Einen kurzen Moment lang kamen dem Richter doch Zweifel, ob er das richtige Tat. Die Worte des Zauberers klangen unendgültig und er war sich nicht sicher, ob er wirklich ausreichend darüber nachgedacht hatte, ob eine Entscheidung dieser Tragweite zu treffen. Doch beim besten willen konnte er nicht erkennen, was daran verkehrt sein sollte, die Wahrheit zu erkennen, ganz im Gegenteil sogar.
"Ich bin bereit", erwiderte der Richter fest.
Der alte Zauberer reichte ihm eine kleine Phiole mit einer blasblauen Flüssigkeit. "Dann trinke diese Flüssigkeit und dir werden die Augen geöffnet."
"Was ist das?" fragte der Richter misstrauisch, denn er hatte schon viele schaurige Geschichten über Zaubertränke gehört.
"Die Zusammensetzung dieser Substanz ist weit weniger wichtig wie das, was ist repräsentiert: Wahrheit", entgegnete der Zauber schelmisch. "Aber natürlich wirst du die erst erkennen, nachdem du sie getrunken hast."

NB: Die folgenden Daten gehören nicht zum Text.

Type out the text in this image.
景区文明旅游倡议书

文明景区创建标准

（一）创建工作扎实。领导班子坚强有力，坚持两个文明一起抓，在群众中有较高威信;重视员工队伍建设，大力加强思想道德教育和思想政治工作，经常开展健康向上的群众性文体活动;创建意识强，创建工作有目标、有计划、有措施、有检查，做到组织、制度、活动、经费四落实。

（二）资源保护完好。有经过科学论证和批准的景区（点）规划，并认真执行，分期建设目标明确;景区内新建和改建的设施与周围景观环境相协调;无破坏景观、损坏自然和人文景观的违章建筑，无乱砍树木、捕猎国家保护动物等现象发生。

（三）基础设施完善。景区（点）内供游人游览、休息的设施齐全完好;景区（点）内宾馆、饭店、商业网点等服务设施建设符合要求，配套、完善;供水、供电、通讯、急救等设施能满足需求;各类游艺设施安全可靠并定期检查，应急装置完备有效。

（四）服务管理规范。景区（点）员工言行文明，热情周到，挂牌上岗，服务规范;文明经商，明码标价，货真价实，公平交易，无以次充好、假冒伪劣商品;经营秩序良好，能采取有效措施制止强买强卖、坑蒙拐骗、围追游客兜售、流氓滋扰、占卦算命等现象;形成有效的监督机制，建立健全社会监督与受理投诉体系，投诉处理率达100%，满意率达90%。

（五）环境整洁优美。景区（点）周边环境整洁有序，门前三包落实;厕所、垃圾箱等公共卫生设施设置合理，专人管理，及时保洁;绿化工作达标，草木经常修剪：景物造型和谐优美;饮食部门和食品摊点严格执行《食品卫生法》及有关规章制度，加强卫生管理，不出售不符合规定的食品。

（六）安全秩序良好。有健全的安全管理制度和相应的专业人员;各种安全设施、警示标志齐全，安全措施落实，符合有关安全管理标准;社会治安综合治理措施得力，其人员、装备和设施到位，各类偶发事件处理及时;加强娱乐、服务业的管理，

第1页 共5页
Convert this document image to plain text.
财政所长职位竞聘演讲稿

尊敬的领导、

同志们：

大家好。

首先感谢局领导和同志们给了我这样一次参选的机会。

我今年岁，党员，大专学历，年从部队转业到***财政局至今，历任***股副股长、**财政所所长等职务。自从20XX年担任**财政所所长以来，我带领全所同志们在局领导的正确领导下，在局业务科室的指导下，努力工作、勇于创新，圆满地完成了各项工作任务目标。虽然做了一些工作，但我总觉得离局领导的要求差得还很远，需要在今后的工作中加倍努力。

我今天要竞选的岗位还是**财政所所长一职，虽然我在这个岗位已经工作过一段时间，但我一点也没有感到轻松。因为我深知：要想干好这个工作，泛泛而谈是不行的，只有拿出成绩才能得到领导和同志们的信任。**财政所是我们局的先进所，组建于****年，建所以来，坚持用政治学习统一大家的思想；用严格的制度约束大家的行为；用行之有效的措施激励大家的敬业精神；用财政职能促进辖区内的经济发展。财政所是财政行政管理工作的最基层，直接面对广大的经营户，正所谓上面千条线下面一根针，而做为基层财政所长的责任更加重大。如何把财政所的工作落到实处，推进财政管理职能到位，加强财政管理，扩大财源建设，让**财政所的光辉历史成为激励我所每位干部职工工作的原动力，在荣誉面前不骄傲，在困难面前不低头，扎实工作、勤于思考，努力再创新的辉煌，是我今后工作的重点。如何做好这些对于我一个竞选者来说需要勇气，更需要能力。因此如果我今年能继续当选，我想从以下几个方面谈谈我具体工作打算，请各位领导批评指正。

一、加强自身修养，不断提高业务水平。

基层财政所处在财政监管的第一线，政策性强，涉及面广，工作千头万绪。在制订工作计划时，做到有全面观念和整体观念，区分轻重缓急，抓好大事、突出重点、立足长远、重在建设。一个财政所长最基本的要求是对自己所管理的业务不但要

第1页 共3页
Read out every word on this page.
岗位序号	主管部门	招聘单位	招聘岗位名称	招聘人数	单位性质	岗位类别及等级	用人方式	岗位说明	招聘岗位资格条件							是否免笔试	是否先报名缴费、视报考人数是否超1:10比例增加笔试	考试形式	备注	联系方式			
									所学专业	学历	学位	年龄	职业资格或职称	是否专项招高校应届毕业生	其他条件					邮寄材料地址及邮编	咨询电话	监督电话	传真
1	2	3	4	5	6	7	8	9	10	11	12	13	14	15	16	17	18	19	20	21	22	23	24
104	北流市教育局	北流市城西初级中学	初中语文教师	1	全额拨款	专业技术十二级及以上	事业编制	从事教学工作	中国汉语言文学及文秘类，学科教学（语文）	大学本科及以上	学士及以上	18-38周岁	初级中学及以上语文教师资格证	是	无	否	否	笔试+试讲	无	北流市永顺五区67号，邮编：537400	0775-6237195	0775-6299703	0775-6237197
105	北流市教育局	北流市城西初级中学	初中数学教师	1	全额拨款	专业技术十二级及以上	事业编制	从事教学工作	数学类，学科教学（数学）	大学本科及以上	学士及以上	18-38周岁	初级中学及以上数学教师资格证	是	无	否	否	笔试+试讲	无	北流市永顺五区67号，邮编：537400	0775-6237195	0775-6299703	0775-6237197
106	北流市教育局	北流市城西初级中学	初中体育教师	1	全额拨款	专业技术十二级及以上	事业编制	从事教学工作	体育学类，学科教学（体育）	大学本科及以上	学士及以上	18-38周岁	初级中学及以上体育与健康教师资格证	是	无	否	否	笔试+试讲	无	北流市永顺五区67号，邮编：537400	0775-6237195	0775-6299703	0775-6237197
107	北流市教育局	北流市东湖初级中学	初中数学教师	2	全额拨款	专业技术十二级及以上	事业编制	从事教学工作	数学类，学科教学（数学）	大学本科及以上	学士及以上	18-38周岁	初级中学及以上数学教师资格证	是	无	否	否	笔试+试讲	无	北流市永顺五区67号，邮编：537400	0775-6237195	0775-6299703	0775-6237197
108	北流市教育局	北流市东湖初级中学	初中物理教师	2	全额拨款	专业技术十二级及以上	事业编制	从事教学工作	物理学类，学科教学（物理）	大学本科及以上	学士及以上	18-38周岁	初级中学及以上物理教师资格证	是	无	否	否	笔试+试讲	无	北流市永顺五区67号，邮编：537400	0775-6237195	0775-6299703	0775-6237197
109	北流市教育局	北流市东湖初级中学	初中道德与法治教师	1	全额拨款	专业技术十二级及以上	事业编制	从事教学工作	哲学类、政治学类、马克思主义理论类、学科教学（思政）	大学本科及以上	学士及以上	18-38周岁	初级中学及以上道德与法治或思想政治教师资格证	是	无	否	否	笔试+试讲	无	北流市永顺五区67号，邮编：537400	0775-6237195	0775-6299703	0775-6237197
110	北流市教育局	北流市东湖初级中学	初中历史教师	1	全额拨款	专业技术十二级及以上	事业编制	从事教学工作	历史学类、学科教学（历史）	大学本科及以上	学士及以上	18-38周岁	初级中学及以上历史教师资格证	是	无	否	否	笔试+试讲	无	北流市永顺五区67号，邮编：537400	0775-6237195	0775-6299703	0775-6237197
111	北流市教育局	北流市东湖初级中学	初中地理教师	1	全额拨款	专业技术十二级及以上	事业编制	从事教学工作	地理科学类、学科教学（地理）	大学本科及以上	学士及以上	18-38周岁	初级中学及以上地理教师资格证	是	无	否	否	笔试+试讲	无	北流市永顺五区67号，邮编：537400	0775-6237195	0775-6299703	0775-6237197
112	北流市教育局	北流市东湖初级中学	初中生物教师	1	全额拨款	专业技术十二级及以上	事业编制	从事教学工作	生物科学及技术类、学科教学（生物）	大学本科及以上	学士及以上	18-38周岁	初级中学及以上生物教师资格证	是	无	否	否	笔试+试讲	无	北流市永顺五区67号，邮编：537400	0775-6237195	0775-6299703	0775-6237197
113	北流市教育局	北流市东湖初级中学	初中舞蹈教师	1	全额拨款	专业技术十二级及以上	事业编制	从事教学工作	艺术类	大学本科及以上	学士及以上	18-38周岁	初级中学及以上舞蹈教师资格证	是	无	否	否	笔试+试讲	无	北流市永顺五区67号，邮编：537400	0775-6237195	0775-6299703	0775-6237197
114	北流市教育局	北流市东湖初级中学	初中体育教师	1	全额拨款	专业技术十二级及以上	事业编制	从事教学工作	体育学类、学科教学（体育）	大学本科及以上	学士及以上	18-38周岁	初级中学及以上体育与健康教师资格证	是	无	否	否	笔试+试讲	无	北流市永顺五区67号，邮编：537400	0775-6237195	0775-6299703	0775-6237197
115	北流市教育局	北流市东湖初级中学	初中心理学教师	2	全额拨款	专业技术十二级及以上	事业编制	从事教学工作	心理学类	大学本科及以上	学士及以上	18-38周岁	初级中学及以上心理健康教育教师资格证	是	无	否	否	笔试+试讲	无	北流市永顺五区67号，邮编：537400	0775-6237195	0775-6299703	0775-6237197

Und so nahm der Richter die Phiole und lehrte sie mit einem Zug. Die bläuliche Flüssigkeit hinterlies ein rauchiges Gefühl in seiner Kehle, hatte ansonsten jedoch keinerlei Auswirkungen.
"Geh jetzt!" befahl der Zauberer barsch.
Der Richter gehorchte, denn selbst der König widersprach seinem mächtigen Hofzauberer nur äußerst selten.